東芝は米原子力発電子会社ウエスチングハウスが破綻(はたん)したことなどから、2016年度の赤字が9500億円に達する見通し。巨額の損失を穴埋めするため、東芝は評価の高い半導体メモリ事業を売却せざるを得なかった。

東芝の経営危機は日本政府にとっても大きな懸念だった。東芝の全従業員19万人のうち10万人以上は国内で雇用されている。また、半導体メモリの先端技術が外国企業の手に渡ることも懸念材料だった。

半導体事業を日本に残すための政府の対応の軸となったのがINCJだ。INCJは買収のため、米投資ファンドのベイン・キャピタルや日本政策投資銀行と手を組んだ。

東芝の半導体メモリ事業に対しては、台湾の鴻海(ホンハイ)精密工業なども買収に名乗りを上げていた。

東芝はINCJを中心とした企業連合を選んだ理由として、「国外への技術流出懸念」や「国内の雇用の確保」を挙げた。

調査会社イボットソン・アソシエイツ・ジャパンのアナリストによれば、東芝がINCJ連合を選んだ理由は「協力的」で早く売買契約を結ぶことができるからだ。
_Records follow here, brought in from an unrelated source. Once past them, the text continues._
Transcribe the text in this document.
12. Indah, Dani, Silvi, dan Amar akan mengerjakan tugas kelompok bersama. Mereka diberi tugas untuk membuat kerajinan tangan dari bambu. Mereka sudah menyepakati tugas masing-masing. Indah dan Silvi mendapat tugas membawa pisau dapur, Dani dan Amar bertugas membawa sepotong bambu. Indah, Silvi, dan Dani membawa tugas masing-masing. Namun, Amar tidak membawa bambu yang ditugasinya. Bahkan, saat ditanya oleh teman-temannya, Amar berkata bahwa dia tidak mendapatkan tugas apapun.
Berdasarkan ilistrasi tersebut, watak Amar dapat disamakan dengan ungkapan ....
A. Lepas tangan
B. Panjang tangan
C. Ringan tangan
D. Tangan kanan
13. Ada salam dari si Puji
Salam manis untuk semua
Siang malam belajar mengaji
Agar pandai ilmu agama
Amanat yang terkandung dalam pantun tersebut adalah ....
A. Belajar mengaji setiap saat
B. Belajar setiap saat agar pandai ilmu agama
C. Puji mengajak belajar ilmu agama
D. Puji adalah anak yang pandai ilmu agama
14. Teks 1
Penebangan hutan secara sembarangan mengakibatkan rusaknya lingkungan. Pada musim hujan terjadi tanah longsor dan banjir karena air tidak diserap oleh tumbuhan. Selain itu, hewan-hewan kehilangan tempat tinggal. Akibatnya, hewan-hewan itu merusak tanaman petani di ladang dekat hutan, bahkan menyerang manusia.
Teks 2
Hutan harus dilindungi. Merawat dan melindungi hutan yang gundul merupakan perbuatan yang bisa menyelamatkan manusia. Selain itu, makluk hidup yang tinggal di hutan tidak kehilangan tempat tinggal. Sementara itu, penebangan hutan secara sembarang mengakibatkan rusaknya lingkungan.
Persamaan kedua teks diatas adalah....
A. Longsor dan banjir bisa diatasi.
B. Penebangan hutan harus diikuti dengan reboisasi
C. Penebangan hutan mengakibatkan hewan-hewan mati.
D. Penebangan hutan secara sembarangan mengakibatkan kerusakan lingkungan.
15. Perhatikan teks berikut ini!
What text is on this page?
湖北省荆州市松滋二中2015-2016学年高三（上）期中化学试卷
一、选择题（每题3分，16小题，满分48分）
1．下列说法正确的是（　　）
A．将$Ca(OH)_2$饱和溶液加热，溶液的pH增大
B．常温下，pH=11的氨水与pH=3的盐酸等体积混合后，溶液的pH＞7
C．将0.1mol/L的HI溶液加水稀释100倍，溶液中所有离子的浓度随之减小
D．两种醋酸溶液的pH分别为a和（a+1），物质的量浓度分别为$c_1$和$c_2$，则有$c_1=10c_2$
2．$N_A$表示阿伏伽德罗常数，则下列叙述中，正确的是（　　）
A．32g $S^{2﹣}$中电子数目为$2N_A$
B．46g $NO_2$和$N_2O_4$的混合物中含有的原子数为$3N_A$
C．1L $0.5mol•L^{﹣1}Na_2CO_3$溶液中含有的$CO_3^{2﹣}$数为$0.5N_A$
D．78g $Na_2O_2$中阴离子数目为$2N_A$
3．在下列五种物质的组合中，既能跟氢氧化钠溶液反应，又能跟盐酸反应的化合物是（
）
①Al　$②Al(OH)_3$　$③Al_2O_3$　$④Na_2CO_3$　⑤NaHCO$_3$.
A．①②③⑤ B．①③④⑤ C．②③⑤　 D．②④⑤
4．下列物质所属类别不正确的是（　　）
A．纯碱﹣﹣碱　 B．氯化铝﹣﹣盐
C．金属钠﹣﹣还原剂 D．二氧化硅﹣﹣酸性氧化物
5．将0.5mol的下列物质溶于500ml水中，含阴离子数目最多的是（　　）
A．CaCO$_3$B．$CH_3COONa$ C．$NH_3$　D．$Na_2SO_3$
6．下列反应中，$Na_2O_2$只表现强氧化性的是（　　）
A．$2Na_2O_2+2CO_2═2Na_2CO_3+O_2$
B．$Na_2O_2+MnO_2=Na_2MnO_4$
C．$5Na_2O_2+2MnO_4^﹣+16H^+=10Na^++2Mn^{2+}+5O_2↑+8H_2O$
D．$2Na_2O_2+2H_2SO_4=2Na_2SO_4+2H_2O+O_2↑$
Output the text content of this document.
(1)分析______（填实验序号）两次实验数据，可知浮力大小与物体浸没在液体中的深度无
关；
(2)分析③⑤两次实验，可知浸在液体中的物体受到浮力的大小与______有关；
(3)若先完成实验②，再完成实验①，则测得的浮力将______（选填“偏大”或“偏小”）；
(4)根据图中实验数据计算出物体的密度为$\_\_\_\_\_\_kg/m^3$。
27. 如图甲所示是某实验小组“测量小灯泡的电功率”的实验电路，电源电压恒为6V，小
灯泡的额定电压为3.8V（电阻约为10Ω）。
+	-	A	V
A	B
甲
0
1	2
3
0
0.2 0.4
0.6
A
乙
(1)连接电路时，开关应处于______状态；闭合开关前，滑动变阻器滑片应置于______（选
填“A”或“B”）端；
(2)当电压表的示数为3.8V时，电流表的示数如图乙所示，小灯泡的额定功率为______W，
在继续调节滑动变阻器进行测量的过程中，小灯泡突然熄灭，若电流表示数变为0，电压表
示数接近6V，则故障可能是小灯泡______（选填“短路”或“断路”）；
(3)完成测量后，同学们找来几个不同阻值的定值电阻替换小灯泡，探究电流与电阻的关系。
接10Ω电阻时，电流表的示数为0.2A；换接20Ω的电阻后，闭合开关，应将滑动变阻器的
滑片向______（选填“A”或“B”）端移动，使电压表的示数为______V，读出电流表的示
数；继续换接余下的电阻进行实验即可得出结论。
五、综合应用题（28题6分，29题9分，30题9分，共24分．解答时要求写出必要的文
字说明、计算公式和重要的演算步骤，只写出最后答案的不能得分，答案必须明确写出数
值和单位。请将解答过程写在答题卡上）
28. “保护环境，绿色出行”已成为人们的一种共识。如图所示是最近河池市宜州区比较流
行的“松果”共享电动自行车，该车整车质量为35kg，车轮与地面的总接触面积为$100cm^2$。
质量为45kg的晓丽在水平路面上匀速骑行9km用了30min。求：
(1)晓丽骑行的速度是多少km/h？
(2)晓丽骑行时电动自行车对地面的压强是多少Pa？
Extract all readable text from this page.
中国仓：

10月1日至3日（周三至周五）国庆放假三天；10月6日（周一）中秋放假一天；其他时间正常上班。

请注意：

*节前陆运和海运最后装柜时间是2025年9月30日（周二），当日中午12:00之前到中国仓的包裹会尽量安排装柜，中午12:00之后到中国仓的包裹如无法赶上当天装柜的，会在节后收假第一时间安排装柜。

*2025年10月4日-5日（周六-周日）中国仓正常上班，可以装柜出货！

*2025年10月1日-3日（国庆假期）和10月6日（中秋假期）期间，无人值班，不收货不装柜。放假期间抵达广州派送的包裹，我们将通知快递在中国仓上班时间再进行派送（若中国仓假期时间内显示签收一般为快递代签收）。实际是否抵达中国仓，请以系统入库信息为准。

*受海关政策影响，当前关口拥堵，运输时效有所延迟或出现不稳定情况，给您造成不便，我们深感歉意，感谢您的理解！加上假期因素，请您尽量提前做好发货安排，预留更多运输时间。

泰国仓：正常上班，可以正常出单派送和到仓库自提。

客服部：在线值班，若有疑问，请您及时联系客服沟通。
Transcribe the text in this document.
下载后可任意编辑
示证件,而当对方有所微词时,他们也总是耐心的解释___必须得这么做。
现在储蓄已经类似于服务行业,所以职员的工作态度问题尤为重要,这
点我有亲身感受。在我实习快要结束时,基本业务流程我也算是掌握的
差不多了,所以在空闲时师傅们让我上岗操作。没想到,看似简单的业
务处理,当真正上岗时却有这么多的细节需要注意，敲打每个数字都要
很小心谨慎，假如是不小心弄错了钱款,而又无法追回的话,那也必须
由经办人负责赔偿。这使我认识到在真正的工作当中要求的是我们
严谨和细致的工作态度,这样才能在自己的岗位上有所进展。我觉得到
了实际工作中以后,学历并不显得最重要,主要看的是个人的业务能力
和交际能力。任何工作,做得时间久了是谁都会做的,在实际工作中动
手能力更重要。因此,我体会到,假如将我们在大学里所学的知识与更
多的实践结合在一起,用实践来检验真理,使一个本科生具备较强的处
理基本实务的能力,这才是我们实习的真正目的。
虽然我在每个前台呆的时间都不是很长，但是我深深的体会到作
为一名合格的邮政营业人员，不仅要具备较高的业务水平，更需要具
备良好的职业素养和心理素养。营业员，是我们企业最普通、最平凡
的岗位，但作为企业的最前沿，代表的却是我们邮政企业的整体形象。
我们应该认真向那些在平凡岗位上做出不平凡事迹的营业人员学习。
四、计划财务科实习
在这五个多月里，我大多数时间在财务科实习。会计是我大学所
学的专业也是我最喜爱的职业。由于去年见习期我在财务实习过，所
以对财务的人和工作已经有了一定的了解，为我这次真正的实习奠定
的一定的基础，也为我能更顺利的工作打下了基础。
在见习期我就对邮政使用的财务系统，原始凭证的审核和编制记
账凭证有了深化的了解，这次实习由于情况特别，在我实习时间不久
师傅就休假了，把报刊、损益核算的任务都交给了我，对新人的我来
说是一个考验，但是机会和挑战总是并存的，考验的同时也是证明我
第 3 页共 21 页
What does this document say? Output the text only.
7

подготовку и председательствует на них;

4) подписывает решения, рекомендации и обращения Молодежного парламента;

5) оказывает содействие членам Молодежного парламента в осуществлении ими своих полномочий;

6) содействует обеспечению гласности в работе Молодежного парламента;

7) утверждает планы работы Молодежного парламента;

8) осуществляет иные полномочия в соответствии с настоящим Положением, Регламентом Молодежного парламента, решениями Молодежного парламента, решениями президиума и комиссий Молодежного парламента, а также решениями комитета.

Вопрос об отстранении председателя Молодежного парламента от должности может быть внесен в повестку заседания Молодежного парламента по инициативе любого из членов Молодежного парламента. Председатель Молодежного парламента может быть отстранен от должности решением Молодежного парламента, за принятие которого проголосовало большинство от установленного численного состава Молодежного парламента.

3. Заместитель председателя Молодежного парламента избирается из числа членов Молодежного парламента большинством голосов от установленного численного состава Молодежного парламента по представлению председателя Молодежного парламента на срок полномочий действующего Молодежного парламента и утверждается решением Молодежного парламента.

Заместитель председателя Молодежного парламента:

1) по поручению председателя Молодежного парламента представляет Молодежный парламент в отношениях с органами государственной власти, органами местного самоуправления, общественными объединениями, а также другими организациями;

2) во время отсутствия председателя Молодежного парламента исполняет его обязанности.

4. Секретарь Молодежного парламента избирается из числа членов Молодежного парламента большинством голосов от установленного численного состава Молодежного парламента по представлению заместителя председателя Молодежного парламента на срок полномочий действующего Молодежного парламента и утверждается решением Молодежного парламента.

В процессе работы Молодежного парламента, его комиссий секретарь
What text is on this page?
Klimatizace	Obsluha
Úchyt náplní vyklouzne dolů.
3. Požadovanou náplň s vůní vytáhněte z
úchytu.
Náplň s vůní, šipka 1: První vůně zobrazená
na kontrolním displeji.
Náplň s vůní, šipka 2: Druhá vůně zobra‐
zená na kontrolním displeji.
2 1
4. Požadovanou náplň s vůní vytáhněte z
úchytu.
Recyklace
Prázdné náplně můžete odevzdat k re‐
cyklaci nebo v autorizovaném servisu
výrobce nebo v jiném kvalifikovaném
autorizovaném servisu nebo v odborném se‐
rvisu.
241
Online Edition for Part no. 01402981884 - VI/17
早急に売却して赤字を埋めなければ、すぐにでも東京証券取引所から上場廃止にされてしまう可能性があるという。

だが、この売却案に対しては、米ウエスタンデジタル(WD)が、売却対象に両社の提携事業が含まれているとして難色を示している。WDはすでに売却中止を求めて訴えを起こしている。